As an avid proponent of Chief Learning Officer Magazine and events, I make a point of perusing most everything that comes across my desk from them. Their recent magazine had an interesting article by Glenn Llopis from the Center for Hispanic Leadership. The article, “10 Things Successful Leaders Do Instinctively,” caught my attention with #10: When leaders reach a senior level, it becomes more about others than about themselves. They truly enjoy leading, not managing people.
Who Promoted You, Anyhow?
I’m guessing we’ve all had leaders who prefer managing than leading, which begs the question why they were chosen to be leaders not managers. I’m guessing that like most people, they did a good job so someone “upstairs” just kept promoting them out of the comfort zone.

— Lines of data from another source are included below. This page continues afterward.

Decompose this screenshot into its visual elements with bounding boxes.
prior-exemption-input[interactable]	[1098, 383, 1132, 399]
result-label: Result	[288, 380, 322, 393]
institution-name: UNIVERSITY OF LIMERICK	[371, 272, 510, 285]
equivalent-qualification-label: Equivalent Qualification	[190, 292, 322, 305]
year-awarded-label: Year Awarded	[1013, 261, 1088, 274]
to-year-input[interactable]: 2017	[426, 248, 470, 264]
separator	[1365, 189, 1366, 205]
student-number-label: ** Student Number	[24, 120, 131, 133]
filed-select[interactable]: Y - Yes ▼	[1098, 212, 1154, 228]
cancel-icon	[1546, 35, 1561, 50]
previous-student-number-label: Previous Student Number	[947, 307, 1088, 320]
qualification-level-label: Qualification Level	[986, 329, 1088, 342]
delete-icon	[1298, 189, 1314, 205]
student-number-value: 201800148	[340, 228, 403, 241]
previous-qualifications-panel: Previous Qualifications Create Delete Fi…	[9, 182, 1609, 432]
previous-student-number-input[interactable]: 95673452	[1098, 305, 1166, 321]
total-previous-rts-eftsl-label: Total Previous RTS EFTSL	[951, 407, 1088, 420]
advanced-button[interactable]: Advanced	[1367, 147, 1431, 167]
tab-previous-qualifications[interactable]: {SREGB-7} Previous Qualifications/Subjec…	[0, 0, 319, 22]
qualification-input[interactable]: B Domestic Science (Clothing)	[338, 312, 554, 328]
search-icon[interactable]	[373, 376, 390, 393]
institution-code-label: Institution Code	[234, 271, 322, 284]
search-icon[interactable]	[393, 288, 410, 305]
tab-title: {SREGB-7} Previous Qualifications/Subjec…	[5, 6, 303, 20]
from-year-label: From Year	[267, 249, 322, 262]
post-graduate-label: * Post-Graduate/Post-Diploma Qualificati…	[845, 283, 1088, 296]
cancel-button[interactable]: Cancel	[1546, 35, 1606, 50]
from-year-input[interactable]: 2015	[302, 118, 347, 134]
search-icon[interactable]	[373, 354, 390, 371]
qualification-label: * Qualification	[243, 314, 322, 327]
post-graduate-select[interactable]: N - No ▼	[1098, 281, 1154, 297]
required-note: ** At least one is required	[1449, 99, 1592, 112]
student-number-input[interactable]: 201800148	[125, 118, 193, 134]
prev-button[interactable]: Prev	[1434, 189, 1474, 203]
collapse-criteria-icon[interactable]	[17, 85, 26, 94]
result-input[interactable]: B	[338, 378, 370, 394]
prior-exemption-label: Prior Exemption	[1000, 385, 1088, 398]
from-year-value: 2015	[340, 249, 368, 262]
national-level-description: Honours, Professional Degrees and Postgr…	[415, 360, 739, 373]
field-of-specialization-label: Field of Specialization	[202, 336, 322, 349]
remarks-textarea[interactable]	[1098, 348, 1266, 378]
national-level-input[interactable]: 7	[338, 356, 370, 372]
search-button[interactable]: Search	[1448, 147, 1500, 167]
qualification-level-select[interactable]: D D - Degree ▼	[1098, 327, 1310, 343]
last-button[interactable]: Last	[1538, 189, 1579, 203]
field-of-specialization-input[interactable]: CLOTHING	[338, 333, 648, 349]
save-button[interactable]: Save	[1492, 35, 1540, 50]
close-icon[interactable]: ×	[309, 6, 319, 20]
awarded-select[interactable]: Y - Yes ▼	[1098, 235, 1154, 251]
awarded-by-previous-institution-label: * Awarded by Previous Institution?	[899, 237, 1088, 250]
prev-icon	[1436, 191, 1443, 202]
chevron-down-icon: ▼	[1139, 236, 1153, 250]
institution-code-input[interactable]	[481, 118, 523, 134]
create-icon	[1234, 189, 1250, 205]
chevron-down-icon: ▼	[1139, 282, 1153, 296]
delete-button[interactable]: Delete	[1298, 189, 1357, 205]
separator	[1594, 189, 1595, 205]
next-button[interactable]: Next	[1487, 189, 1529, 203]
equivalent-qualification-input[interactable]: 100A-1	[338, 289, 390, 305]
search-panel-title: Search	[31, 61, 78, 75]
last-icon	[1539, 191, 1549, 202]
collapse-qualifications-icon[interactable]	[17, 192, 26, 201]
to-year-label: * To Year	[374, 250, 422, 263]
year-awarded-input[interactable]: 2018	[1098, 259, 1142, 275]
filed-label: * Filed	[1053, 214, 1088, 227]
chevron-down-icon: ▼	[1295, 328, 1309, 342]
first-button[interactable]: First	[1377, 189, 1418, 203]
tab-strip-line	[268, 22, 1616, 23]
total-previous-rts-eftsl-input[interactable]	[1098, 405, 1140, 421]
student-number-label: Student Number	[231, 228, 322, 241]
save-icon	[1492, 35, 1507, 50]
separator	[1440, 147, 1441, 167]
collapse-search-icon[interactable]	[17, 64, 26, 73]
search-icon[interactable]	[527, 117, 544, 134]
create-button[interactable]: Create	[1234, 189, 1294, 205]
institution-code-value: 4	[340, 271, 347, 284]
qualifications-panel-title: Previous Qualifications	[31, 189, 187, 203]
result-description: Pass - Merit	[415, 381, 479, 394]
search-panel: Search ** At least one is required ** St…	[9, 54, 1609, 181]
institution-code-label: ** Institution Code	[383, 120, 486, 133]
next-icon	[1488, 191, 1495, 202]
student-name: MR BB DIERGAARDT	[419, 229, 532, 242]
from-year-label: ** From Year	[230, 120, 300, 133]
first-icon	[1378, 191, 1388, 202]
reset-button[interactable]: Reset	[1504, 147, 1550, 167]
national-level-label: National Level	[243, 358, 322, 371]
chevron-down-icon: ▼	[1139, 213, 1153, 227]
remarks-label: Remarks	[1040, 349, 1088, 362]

With all the knowledge out there about what makes good leaders vs. good managers, we have to assume that HR didn’t seriously take into account the person’s leadership competencies — let alone give them the training/mentoring/coaching they needed to become leaders in their organizations. This may seem harsh, but I’d be willing to bet my Starbucks card on it!

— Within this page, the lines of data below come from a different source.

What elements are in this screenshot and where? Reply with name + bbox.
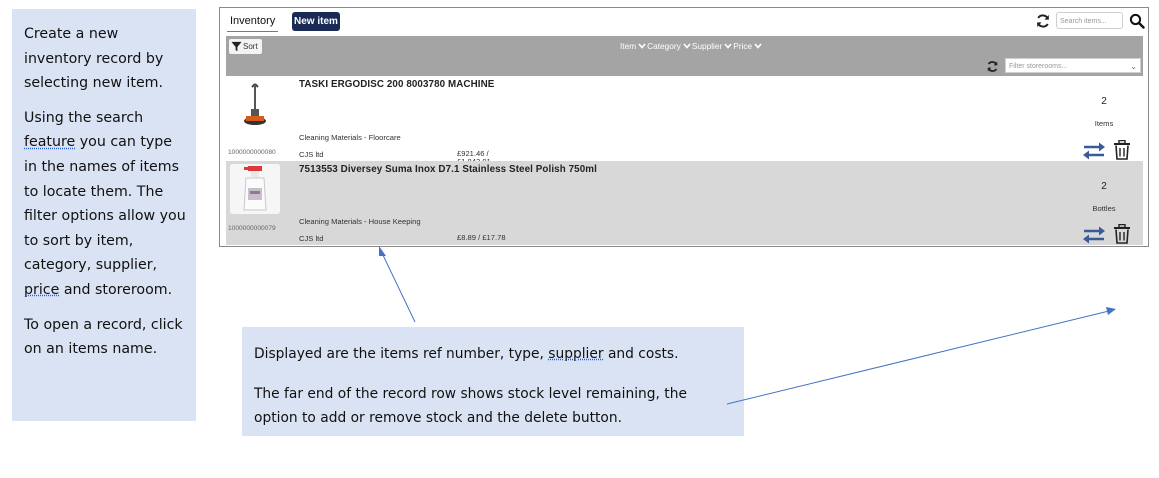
filter-supplier-label: Supplier: [691, 41, 723, 51]
filter-options: Item Category Supplier Price: [620, 41, 762, 51]
arrow-to-row-end: [726, 310, 1110, 405]
filter-price[interactable]: Price: [733, 41, 762, 51]
new-item-button[interactable]: New item: [292, 12, 340, 31]
chevron-down-icon: ⌄: [1130, 62, 1137, 71]
storeroom-filter-placeholder: Filter storerooms...: [1009, 63, 1068, 70]
trash-icon[interactable]: [1113, 224, 1131, 244]
bottom-callout: Displayed are the items ref number, type…: [242, 327, 744, 436]
stock-unit: Bottles: [1092, 204, 1116, 213]
callout-search-text-start: Using the search: [24, 109, 144, 126]
sort-button[interactable]: Sort: [229, 39, 262, 54]
callout-displayed-text: Displayed are the items ref number, type…: [254, 342, 734, 366]
transfer-stock-icon[interactable]: [1082, 226, 1106, 244]
callout-open-record-text: To open a record, click on an items name…: [24, 316, 183, 358]
filter-item[interactable]: Item: [620, 41, 646, 51]
item-supplier: CJS ltd: [299, 234, 324, 243]
inventory-app-window: Inventory New item Search items... Sort …: [219, 7, 1149, 247]
table-row[interactable]: 1000000000080 TASKI ERGODISC 200 8003780…: [226, 76, 1143, 166]
arrowhead-row-details: [379, 246, 386, 256]
item-supplier: CJS ltd: [299, 150, 324, 159]
item-image: [230, 79, 280, 129]
chevron-down-icon: [683, 43, 691, 49]
filter-supplier[interactable]: Supplier: [692, 41, 732, 51]
filter-item-label: Item: [620, 41, 637, 51]
stock-quantity: 2: [1101, 96, 1107, 107]
search-icon[interactable]: [1129, 13, 1145, 29]
storeroom-filter-select[interactable]: Filter storerooms... ⌄: [1005, 58, 1141, 73]
callout-search-text-middle: you can type in the names of items to lo…: [24, 134, 186, 274]
chevron-down-icon: [754, 43, 762, 49]
item-category: Cleaning Materials - House Keeping: [299, 217, 421, 226]
filter-price-label: Price: [733, 41, 753, 51]
filter-category-label: Category: [647, 41, 681, 51]
top-bar: Inventory New item Search items...: [220, 8, 1148, 36]
filter-bar: Sort Item Category Supplier Price Filter…: [226, 36, 1143, 76]
item-cost: £8.89 / £17.78: [457, 234, 506, 242]
callout-displayed-text-end: and costs.: [603, 346, 679, 362]
chevron-down-icon: [638, 43, 646, 49]
filter-icon: [231, 41, 242, 52]
chevron-down-icon: [724, 43, 732, 49]
table-row[interactable]: 1000000000079 7513553 Diversey Suma Inox…: [226, 161, 1143, 245]
trash-icon[interactable]: [1113, 140, 1131, 160]
storeroom-refresh-icon[interactable]: [986, 60, 999, 73]
item-ref-number: 1000000000079: [228, 225, 276, 232]
item-category: Cleaning Materials - Floorcare: [299, 133, 401, 142]
callout-search-text: Using the search feature you can type in…: [24, 106, 188, 303]
transfer-stock-icon[interactable]: [1082, 142, 1106, 160]
callout-search-text-end: and storeroom.: [59, 281, 173, 298]
callout-supplier-word: supplier: [548, 346, 604, 362]
search-input[interactable]: Search items...: [1056, 12, 1123, 29]
item-ref-number: 1000000000080: [228, 149, 276, 156]
callout-price-word: price: [24, 281, 60, 298]
callout-new-item-text: Create a new inventory record by selecti…: [24, 26, 164, 92]
item-image: [230, 164, 280, 214]
callout-feature-word: feature: [24, 134, 76, 151]
sort-label: Sort: [243, 42, 258, 51]
callout-row-end-text: The far end of the record row shows stoc…: [254, 386, 687, 426]
tab-inventory[interactable]: Inventory: [227, 12, 279, 32]
stock-quantity: 2: [1101, 181, 1107, 192]
item-name-link[interactable]: TASKI ERGODISC 200 8003780 MACHINE: [299, 79, 494, 90]
filter-category[interactable]: Category: [647, 41, 691, 51]
arrow-to-row-details: [381, 252, 416, 323]
item-cost-unit: £8.89 / £17.78: [457, 233, 506, 242]
arrowhead-row-end: [1106, 307, 1116, 315]
left-callout: Create a new inventory record by selecti…: [12, 9, 196, 421]
item-name-link[interactable]: 7513553 Diversey Suma Inox D7.1 Stainles…: [299, 164, 597, 175]
stock-unit: Items: [1094, 119, 1114, 128]
refresh-icon[interactable]: [1035, 13, 1051, 29]
callout-displayed-text-start: Displayed are the items ref number, type…: [254, 346, 549, 362]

To be successful leaders, we need to buy into the differences in being a manager and a leader. And just not buy into the differences, but live them. We need to be comfortable sitting in our office allowing ourselves regular “off the grid time.” We need to be reading, learning, thinking and strategizing how we will guide our organizations to the next level. In today’s marketplace, we need to do this when interruptions could be coming at us a record speed. The wise leader knows the value of taking time to lead and that takes quiet, reflective time.
Managers Manage – Leaders Lead
I had a boss once who shut his door between 10:00 am and 10:30 am EVERY day. That was his appointed time for himself. He knew that if he didn’t enter this daily time on his calendar and put phone on “Don’t Disturb,” he would be pulled in a dozen directions, putting out fires like a manager would do instead of preparing himself to be a more effective leader. After all, he had capable managers whose job it was to handle the day-to-day operations – that was why he hired them! His job as the leader was to be a catalyst for growth – for his people and his company. He could only do this when he gave himself dedicated time to grow himself.
Calgon Take Me Away!
Learning from that example, I practiced it with my kids. Mom’s thinking and planning time was for me alone. I needed quiet time. Being a busy professional and mother, I worshiped my alone time: “Calgon Take Me Away!” Here’s the commercial for those who’d like to walk down memory lane.
You might not remember the commercial, but hopefully you can relate to the importance of allowing ourselves quality time to grow ourselves so we can be better leaders. I’d be interested to hear what you are doing to become a better leader.